Jacques Ehrmann (1931–1972) was a French literary theorist and a faculty member of the Yale University French Department from 1961 until his death in 1972.
==Biography==
Jacques Ehrmann was born in Mulhouse (Haut-Rhin, France) on March 31, 1931, the son of Paul Ehrmann and Henriette Weber. Born in the Alsace region by a twist of fate, as both the Ehrmann and Weber families were originally from Alsace but had left after the 1871 loss to Germany, it just happened that Mulhouse, then Strasbourg, were the first assignments of his father, an Engineering graduate from "École Polytechnique".
The family, including his older brother Jean-Daniel (JD), came back to Paris in 1939 and he graduated from the Lycée Henri IV with a Baccalauréat in 1949, then studied at the Sorbonne where he obtained a Licence-des-Lettres in 1953. In the meantime, he received a Fulbright scholarship and spent an academic year from 1951 to 1952 at Carleton College in Northfield, Minnesota, the "City of Colleges, Cows and Contentment", a logo he loved to quote.
He was called to military service from 1953 to 1955 and served in the "Régiment de Tirailleurs Algériens", and later as a translator in Germany for the US headquarters. During this time he met Pierre Riboulet who would go on to create the French architectural firm l'Atelier de Montrouge with Gérard Thurnauer (1926) and Jean-Louis Véret (1927) with whom he became lifelong friends while furthering his deep interest in Architecture.
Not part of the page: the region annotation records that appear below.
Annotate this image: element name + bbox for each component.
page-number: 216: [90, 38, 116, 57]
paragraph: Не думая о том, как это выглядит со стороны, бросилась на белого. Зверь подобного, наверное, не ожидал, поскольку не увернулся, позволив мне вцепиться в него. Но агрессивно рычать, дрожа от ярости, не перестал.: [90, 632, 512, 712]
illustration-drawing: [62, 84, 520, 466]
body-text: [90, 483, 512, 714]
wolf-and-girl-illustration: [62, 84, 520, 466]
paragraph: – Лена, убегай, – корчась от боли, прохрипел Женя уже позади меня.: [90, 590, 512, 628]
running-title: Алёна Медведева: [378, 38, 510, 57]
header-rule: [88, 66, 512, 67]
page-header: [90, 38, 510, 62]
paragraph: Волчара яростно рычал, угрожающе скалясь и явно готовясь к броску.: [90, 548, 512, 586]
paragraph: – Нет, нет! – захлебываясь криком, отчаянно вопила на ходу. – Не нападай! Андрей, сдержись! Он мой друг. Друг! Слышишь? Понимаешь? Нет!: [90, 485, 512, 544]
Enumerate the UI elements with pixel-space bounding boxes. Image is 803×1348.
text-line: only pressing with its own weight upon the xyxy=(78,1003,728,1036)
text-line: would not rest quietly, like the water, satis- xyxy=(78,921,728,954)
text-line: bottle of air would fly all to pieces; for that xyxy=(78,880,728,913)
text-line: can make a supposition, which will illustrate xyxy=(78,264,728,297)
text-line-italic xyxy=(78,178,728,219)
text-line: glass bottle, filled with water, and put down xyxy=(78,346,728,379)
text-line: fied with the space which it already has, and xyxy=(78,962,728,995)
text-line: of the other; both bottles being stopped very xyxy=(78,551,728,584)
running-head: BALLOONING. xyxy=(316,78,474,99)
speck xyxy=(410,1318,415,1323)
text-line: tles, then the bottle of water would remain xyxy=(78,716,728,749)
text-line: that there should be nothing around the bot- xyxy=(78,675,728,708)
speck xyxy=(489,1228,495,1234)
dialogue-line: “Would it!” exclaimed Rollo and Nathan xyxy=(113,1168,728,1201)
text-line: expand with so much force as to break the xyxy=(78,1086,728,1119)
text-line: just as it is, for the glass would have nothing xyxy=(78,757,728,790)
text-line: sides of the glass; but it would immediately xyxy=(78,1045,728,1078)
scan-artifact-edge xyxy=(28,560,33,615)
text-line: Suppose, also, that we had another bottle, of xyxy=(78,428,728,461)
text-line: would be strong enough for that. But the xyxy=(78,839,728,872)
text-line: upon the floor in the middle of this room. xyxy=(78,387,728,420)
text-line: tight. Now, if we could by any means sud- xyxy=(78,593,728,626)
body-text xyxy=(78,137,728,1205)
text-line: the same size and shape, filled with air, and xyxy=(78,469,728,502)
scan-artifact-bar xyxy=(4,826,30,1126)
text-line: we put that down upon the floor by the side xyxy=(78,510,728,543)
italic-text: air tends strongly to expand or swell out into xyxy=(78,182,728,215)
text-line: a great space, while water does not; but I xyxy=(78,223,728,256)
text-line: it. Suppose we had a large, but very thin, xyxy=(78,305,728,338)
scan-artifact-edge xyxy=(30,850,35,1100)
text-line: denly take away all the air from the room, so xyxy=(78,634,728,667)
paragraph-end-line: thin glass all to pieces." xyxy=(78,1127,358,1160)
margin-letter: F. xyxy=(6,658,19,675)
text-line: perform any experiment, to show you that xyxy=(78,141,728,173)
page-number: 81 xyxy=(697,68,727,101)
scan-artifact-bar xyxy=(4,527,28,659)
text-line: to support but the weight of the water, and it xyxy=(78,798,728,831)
In 1956 he married Françoise Laborie and the couple moved to Los Angeles where he attended The University of California at Los Angeles (UCLA) and received a PhD in French Literature in 1961. There he met and befriended Raymond Federman with whom he perfected his tennis game. From 1959 to 1961 he taught at Pomona College in Claremont California while completing his doctoral dissertation.
Concurrently working as a freelance correspondent for ''France Presse'' he was offered a full-time assignment in New York at the same time as he was invited to join the Yale University Faculty. Having to choose between journalism and academia, he chose Yale University in 1961. He lived in Hamden, Connecticut, with his wife and two sons.
As full professor he taught there in the French and Comparative Literature Departments and edited three issues of the "(Yale French Studies )" review which were later published as books. He was very involved in academic activities including lectures, conferences, and colloquia ... and continued to work through a long illness until his premature death on June 11, 1972.
He leaves two sons, Guillaume, born February 24, 1959, and Laurent, born December 27, 1961.